What emerged across the conversation was a larger point about why any of this matters to people living their ordinary lives on Earth. Space exploration isn't separate from earthly concerns. The research that goes into these missions produces direct scientific advances in biology, physics, and climate science. Gontijo put it plainly: we are connected to the universe in ways we often forget. The iron in your blood, the red color of it, was synthesized in stars. The technology we develop to survive in space often finds its way back to solving problems here. The spinoffs are real.
Looking further ahead, Gontijo painted a vision that stretched across centuries. If technological progress continues at its current pace, humanity might eventually inhabit not just the Moon and Mars, but the frozen moons orbiting Jupiter and Saturn. We would become, in his phrase, a multiplanetary species—not confined to one world, but distributed across the solar system. It's a future that sounds like science fiction, but it emerges logically from the work being done now, one rover, one protocol, one mission at a time.
Citas Notables
We are connected to the universe in ways we often forget. The iron in your blood was synthesized in stars.— Ivair Gontijo, NASA engineer
If technological progress continues, humanity could eventually inhabit the frozen moons of Jupiter and Saturn, becoming a multiplanetary species.— Ivair Gontijo, NASA engineer
La Conversación del Hearth Otra perspectiva de la historia
Why does the Moon have to come before Mars? Why not skip it and go straight to the red planet?
Because the Moon is close enough that we can actually learn from failure without losing everything. It's a three-day trip. Mars is months away. You need to know how to live off-world, how to handle emergencies, how to maintain equipment in an alien environment. The Moon teaches you that. Mars is the destination; the Moon is the school.
Gontijo mentioned that a rover takes ten years from approval to landing. That seems impossibly long.
It is long, but that's because the stakes are so high. You're building a machine that has to work perfectly in an environment where you can't send a repair crew. Every component has to be tested, retested, and tested again. A single failure means the mission fails. Ten years sounds long until you realize how much thinking and checking has to happen.
The contamination problem he described—bringing Martian samples back to Earth—that's a real concern?
It's one of the biggest challenges in the Mars Sample Return mission. If bacteria from Earth contaminate the samples, you can't tell whether any organic material you find actually came from Mars or whether you brought it with you. The entire scientific value collapses.

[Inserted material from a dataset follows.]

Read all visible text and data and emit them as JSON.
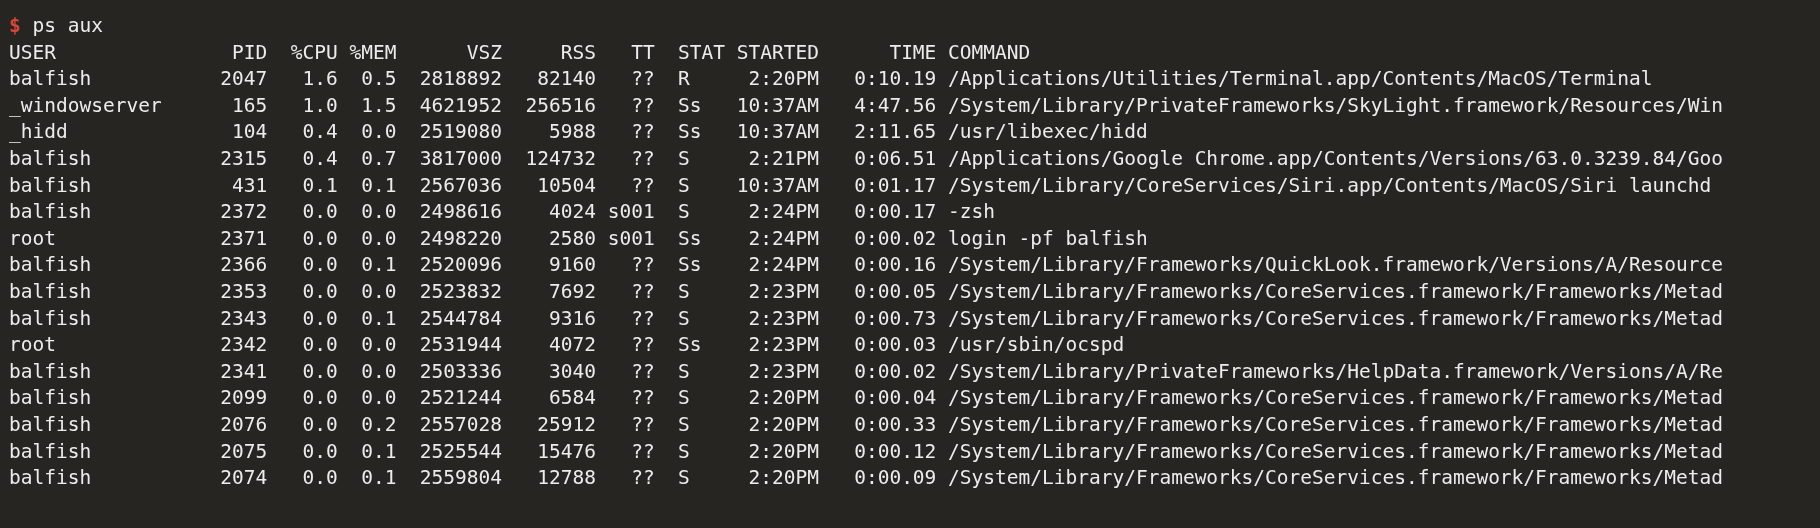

So yes, it's real, and the protocols have to be airtight.
He said we have iron in our blood from stars. Is that just poetic, or is it actually true?
It's literally true. The iron was forged in the cores of dying stars billions of years ago. When those stars exploded, the iron scattered into space. Eventually it became part of the cloud of dust and gas that formed our solar system, our planet, and eventually us. We're made of stardust. It's not metaphor.
The vision of humanity on Jupiter's moons—is that realistic or just dreaming?
It's a projection based on the assumption that we keep advancing technologically. If we do, then yes, it becomes possible. But it's not a prediction. It's a possibility. The point is that once you establish the capability to live off-world, the solar system opens up. The Moon is the first step. Everything else follows from that.